# 15.8: Construction of a polar


In this section we describe a powerful trick that can be used in the constructions with ruler.

Assume $$\Gamma$$ is a circle in the plane and $$P\notin \Gamma$$.Draw two lines $$x$$ and $$y$$ thru $$P$$ that intersect $$\Gamma$$ at two pairs of points $$X$$, $$X'$$ and $$Y$$, $$Y'$$. Let $$Z=(XY) \cap (X'Y')$$ and $$Z'=(XY') \cap(X'Y)$$. Consider the line $$p=(ZZ')$$.

Claim $$\PageIndex{1}$$

The constructed line $$p=(ZZ')$$ does not depend on the choice of the lines $$x$$ and $$y$$.

Moreover, $$P \leftrightarrow p$$ can be extended to a duality such that any point $$P$$ on the circle $$\Gamma$$ corresponds to a line $$p$$ tangent to $$\Gamma$$ at $$P$$.

We will use this claim without a proof, but the proof is not hard. If $$P$$ lies outside of $$\Gamma$$, it can be done by moving $$P$$ to infinity keeping $$\Gamma$$ fixed as a set. If $$P$$ lies inside of $$\Gamma$$, it can be done by moving $$P$$ to the center of $$\Gamma$$. The existence of corresponding projective transformations follow from the idea in Exercise 16.3.1.

The line $$p$$ is called the polar of the point $$P$$ with respect to $$\Gamma$$.

The point $$P$$ is called the pole of the line $$p$$ with respect to $$\Gamma$$.

Exercise $$\PageIndex{1}$$

Revert the described construction. That is, given a circle $$\Gamma$$ and a line $$p$$ that is not tangent to $$\Gamma$$, construct a point $$P$$ such that the described construction for $$P$$ and $$\Gamma$$ produces the line $$p$$.

Hint

Suppose $$p = (QR)$$; denote by $$q$$ and $$r$$ the dual lines produced by the construction. Then, by Claim $$\PageIndex{1}$$, $$P$$ is the point of intersection of $$q$$ and $$r$$.
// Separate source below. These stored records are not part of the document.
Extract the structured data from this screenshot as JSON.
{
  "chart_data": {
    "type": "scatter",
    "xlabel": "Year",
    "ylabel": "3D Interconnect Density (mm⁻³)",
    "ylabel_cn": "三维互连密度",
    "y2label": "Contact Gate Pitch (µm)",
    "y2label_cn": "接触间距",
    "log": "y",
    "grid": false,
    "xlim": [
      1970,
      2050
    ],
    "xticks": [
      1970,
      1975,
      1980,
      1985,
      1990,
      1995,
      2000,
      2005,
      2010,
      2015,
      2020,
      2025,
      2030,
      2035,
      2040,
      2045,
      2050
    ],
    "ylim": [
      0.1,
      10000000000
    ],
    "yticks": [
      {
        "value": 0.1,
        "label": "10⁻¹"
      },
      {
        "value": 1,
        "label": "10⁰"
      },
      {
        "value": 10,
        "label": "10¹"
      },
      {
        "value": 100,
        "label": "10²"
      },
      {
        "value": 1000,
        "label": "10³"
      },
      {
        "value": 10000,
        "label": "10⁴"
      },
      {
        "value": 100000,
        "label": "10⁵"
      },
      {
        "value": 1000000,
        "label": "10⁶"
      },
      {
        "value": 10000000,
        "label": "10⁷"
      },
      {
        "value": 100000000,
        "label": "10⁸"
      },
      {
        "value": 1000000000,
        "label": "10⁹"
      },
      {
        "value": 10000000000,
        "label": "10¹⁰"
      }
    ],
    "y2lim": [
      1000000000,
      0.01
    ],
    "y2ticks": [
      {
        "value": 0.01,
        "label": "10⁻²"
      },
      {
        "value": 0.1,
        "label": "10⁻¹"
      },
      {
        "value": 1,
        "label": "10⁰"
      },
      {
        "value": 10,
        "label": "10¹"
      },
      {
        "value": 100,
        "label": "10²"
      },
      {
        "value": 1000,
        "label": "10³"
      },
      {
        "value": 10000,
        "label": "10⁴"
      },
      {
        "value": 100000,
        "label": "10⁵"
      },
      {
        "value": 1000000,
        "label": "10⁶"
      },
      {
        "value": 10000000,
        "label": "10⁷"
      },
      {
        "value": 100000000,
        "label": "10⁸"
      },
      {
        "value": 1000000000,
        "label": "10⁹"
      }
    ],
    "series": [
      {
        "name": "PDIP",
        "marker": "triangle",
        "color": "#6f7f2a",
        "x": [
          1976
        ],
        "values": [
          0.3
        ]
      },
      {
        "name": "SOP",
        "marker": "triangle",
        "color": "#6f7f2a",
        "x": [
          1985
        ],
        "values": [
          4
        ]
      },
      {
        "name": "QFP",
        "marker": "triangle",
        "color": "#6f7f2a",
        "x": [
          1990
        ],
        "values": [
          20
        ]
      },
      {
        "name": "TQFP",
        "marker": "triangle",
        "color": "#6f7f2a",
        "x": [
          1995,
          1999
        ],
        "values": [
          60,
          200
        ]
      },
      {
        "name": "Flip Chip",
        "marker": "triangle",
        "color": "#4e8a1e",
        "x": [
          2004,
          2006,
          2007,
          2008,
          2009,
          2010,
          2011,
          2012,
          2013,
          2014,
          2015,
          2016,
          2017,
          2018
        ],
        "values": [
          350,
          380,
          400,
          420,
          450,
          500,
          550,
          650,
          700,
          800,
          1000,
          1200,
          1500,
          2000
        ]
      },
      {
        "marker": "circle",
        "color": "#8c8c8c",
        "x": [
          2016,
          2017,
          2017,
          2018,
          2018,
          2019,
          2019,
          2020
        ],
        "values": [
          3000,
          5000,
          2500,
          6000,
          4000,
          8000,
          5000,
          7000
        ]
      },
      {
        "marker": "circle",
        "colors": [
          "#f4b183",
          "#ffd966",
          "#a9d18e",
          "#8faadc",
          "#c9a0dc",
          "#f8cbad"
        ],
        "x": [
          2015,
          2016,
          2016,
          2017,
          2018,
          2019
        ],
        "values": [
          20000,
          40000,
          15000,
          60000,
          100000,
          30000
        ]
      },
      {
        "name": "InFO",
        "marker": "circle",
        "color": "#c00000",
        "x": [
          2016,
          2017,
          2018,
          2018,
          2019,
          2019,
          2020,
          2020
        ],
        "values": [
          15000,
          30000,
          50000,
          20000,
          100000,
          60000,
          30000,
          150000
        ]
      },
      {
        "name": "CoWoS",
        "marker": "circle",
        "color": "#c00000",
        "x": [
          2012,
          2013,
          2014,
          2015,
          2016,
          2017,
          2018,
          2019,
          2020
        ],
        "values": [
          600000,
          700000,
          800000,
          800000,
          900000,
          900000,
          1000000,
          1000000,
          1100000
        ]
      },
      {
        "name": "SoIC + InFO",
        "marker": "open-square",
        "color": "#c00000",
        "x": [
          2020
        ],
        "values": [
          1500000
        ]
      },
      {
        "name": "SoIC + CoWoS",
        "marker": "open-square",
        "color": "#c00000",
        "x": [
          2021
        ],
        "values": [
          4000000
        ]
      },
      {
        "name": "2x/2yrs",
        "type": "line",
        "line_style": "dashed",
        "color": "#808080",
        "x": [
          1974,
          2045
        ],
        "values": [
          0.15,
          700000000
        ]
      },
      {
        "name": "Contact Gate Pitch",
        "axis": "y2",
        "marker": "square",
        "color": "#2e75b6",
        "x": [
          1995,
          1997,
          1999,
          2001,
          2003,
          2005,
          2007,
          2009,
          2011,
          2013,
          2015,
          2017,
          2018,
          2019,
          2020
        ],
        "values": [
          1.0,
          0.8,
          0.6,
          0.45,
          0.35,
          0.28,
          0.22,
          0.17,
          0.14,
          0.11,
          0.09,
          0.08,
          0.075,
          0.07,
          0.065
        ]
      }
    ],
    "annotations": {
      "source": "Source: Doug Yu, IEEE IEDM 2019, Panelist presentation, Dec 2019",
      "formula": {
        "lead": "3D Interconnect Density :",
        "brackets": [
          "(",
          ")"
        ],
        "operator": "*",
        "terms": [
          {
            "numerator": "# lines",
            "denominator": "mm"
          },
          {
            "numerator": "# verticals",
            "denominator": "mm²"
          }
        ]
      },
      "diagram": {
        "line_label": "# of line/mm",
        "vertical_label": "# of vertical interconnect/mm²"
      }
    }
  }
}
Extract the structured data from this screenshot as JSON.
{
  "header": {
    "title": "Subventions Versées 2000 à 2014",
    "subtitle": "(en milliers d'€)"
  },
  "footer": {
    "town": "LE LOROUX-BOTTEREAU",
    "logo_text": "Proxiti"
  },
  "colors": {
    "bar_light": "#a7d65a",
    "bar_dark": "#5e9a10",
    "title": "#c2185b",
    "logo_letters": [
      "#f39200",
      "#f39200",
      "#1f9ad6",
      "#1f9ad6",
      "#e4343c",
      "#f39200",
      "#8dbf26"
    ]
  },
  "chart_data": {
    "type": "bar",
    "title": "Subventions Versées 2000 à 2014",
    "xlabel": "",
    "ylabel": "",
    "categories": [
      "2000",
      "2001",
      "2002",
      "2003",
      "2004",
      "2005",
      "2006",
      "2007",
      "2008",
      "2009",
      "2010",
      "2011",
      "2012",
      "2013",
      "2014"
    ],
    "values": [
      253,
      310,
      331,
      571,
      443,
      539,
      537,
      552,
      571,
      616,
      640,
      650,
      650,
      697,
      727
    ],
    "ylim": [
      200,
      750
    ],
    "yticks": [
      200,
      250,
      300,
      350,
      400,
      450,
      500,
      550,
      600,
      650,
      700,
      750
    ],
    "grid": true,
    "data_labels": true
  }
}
Exercise $$\PageIndex{2}$$

Let $$p$$ be the polar line of point $$P$$ with respect to the circle $$\Gamma$$. Assume that $$p$$ intersects $$\Gamma$$ at points $$V$$ and $$W$$. Show that the lines $$(PV)$$ and $$(PW)$$ are tangent to $$\Gamma$$.

Come up with a ruler-only construction of the tangent lines to the given circle $$\Gamma$$ thru the given point $$P\not\in \Gamma$$.

Hint

The line $$v$$ polar to $$V$$ is tangent to $$\Gamma$$. Since $$V \in p$$, by Claim $$\PageIndex{1}$$, we get that $$P \in v$$; that is, $$(PV) = v$$. Hence the statement follows.

Exercise $$\PageIndex{3}$$

Assume two concentric circles $$\Gamma$$ and $$\Gamma'$$ are given. Construct the common center of $$\Gamma$$ and $$\Gamma'$$ with a ruler only.

Hint

Choose a point $$P$$ outside of the bigger circle. Construct the lines dual to $$P$$ for both circles. Note that these two lines are parallel.

Assume that the lines intersect the bigger circle at two pairs of points $$X, X'$$ and $$Y, Y'$$. Set $$Z = (XY) \cap (X'Y')$$. Note that the line $$(PZ)$$ passes thru the common center.

The center is the intersection of $$(PZ)$$ and another line constructed the same way.

Exercise $$\PageIndex{4}$$

Assume a line $$\ell$$ and a circle $$\Gamma$$ with its center $$O$$ are given. Suppose $$O\notin \ell$$. Construct a perpendicular from $$O$$ on $$\ell$$ with a ruler only.

Hint

Construct polar liens to two point on $$\ell$$. Denote by $$L$$ the intersection of these two liens. Note that $$\ell$$ is polar to $$L$$ and therefore $$(OL) \perp \ell$$.